General von Kanzlers Gnaden

Die Wahl des ORF-Generaldirektors zeigt eindrucksvoll, wie stark der Einfluss der Politik auf den öffentlich-rechtlichen Rundfunk ist.

von Anna Gasteiger © Bild: News/Ricardo Herrgott

Am Dienstag wird der neue ORF-Generaldirektor gewählt. Wahrscheinlich, weil die ÖVP im Stiftungsrat die Mehrheit hat, ein den Türkisen genehmer. Möglich, dass Sie davon gehört haben. Vielleicht auch nicht. Das Thema ersäuft gerade unauffällig im Sommerloch. Lieber, wenn überhaupt, wird über verbale Provokationen des Kanzlers diskutiert als über die Zukunft des öffentlich-rechtlichen Rundfunks in Österreich.

Es ist natürlich eine Strategie, den Ball so flach wie möglich zu halten, und sie geht grandios auf. Alle spielen brav mit. Die regierungstreuen Medien, die auch nicht aufschrien, als der Inseratenboykott gegen News öffentlich wurde, wissen, was sie zu tun haben. Andere versuchen, tapfer gegen das Desinteresse der Öffentlichkeit anzuschreiben. Mutige Stimmen aus dem ORF verhallen kaum gehört. Die Inszenierung darf ungestört über die Bühne gehen: Saturierter SPÖ-naher Amtsinhaber wird von zwei jüngeren, bürgerlichen Kandidaten herausgefordert. Dicke Konzepte liegen auf dem Tisch. Stiftungsräte geben sich öffentlich bedachtsam. Am Schluss wird ganz sicher der Beste gewonnen haben. Zwinkersmiley.

»Es kann einem keiner vorschreiben, so blöd zu sein, für wie man verkauft wird«

Der Einfluss der Politik auf den ORF ist keine Erfindung der ÖVP. Er ist per Gesetz vorgesehen. Anstöße, ihn zu reduzieren, kommen immer nur von Parteien, die gerade nicht davon profitieren. Der ORF ist eines der Tortenstücke, die nach einer Nationalratswahl an die Sieger verteilt werden, egal, welcher Couleur. Die derzeitige Konstellation ist besonders problematisch. Die türkise ÖVP, die Partei der "Message Control", hat schon mehrfach gezeigt, dass sie auf Pluralität und Meinungsvielfalt keinen Wert legt. Höchste Priorität hat die Durchsetzung der eigenen Machtinteressen. Wächst ihr Einfluss auf den ORF weiter, ist das ein Grund zu großer Sorge. Nicht nur für die professionellen Kassandras, die Rufer im Wald und ORF-Besorgten von Berufs wegen (die, wären die politischen Vorzeichen andere, weitaus weniger besorgt wären), sondern für alle Österreicherinnen und Österreicher, denen der ORF angeblich gehört bzw. zu dessen Finanzierung sie zwangsweise per Gebühr beitragen.

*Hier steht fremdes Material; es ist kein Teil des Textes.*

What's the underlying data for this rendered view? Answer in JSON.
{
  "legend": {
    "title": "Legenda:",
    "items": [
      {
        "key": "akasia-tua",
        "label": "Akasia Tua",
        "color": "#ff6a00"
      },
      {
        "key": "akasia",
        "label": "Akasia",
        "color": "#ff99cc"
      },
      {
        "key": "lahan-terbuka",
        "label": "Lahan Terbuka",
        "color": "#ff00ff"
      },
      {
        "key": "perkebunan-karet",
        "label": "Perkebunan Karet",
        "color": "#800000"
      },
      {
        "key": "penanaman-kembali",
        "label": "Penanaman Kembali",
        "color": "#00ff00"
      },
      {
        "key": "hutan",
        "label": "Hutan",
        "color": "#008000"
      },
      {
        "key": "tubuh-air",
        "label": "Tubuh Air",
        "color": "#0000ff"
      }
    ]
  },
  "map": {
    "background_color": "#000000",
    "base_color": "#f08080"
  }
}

Als die türkis-blaue Regierung 2017 an die Macht kam, geriet das Unternehmen unter blauen Dauerbeschuss. Man konnte richtig zuschauen, wie sich die Prämissen änderten. War der ORF vorher zu rot gewesen? Vielleicht. War er nach der Kopfwäsche türkis-blau genug? Schwer zu sagen. Sind diese Kategorien fehl am Platz? Ganz sicher. Es gibt international anerkannte Gütekriterien für Medienunternehmen. Unabhängigkeit und Äquidistanz zu den Mächtigen bilden den Boden, auf dem eine öffentlich-rechtliche Rundfunkanstalt sicher steht. Nur dann haben auch die "Eigentümer" was davon. Bestmögliche, unzensierte und umfassende Information z. B., die hilft, eigene Lebensentscheidungen besser treffen zu können und das Land im Sinne aller und nicht nur einiger Cliquen weiterzuentwickeln.

Spilled Milk, wie der Brite zu sagen pflegt. Egal, wie es am Dienstag ausgeht, das alte System wird gewonnen haben. Aber das Publikum hat sich erneuert. Es ist heute viel leichter geworden, Inszenierungen zu hinterfragen und Informationsflüsse zu vergleichen. Es kann einem keiner vorschreiben, so blöd zu sein, für wie man verkauft wird.